The stack I actually run
On my 3-node bare-metal RKE2 cluster:
- Argo CD 3.4 as the cluster’s reconciliation controller. One Argo CD per cluster, not a centralized hub-and-spoke. The hub pattern is fine; the per-cluster pattern survives a network partition better.
- App-of-Apps pattern. A single root Application points at a Git
path that contains other Argo CD Application manifests. Bootstrap
the cluster with one
kubectl apply, and Argo brings up everything else. - Helm 4 for the upstream charts (Cert-Manager, Ingress, Prometheus stack, External-DNS, NetBird when I’m self-hosting the coordination server).
- Kustomize overlays for everything that’s mine — internal apps, custom CRDs, anything where I’d rather edit a strategic-merge patch than fight Helm’s templating.
- Sealed Secrets (Bitnami) for secret material in Git. SOPS is the cooler choice; Sealed Secrets is the simpler one. I run the simpler one.
- Argo Rollouts for canary deployments on the three or four
services where a bad release would be visible. The rest deploy as
vanilla
RollingUpdateand that’s fine.
The whole control surface is reachable through the cluster’s NetBird mesh — Argo’s UI is exposed internally only, no public ingress, no Cloudflare Tunnel, no “oops we forgot to enable RBAC” embarrassments.

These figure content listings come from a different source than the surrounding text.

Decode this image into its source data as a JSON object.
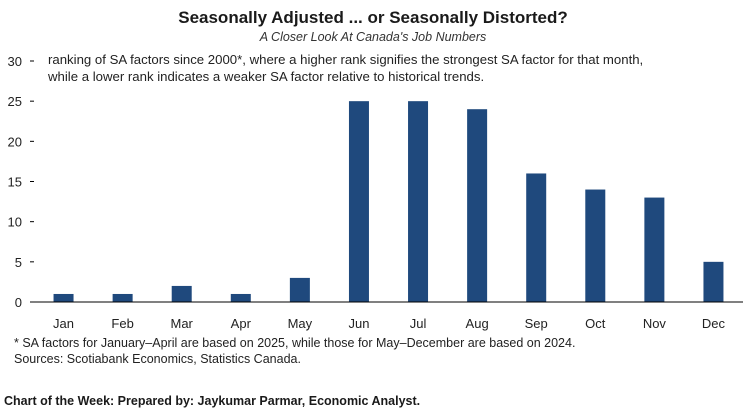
{
  "chart_data": {
    "type": "bar",
    "title": "Seasonally Adjusted ... or Seasonally Distorted?",
    "subtitle": "A Closer Look At Canada's Job Numbers",
    "annotation_lines": [
      "ranking of SA factors since 2000*, where a higher rank signifies the strongest SA factor for that month,",
      "while a lower rank indicates a weaker SA factor relative to historical trends."
    ],
    "categories": [
      "Jan",
      "Feb",
      "Mar",
      "Apr",
      "May",
      "Jun",
      "Jul",
      "Aug",
      "Sep",
      "Oct",
      "Nov",
      "Dec"
    ],
    "values": [
      1,
      1,
      2,
      1,
      3,
      25,
      25,
      24,
      16,
      14,
      13,
      5
    ],
    "ylim": [
      0,
      30
    ],
    "yticks": [
      0,
      5,
      10,
      15,
      20,
      25,
      30
    ],
    "xlabel": "",
    "ylabel": "",
    "bar_color": "#1f497d",
    "notes": [
      "* SA factors for January–April are based on 2025, while those for May–December are based on 2024.",
      "Sources: Scotiabank Economics, Statistics Canada."
    ]
  },
  "footer": "Chart of the Week: Prepared by: Jaykumar Parmar, Economic Analyst."
}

What this stack does at 3 a.m.
When something breaks:
- Argo CD UI tells me the application is
OutOfSyncorDegraded. I see immediately what changed, by whom, when, diffed against the desired state. - Git history tells me what changed in the desired state. Last commit, last PR, who approved it.
- If the desired state is wrong, I revert the commit. Argo CD reconciles within a minute. Production is back.
- If the desired state is right but reality is wrong (a node crashed, a PVC got into ReadOnly mode, whatever), I pause reconciliation on the affected cluster (thank you, 3.4), fix the underlying problem, unpause.
- At no point do I need to remember which deployment was in
which namespace, which Helm release name maps to which chart, or
whether someone
kubectl edit-ed something three weeks ago and forgot to update the repo.
That’s it. That’s the whole pitch. The tooling earns its place by making 3 a.m. survivable, not by being interesting at 10 a.m. when nothing is on fire.
Closing
GitOps isn’t a religion. It’s a reconciliation loop and a discipline about where state lives. Argo CD 3.4 is the rare piece of operations tooling that genuinely improves your worst day. Paired with Helm 4 for packaging and Git for the audit trail, it’s the stack I’d put on every production Kubernetes cluster I’m responsible for — and have.
The version numbers will move on. The architecture won’t.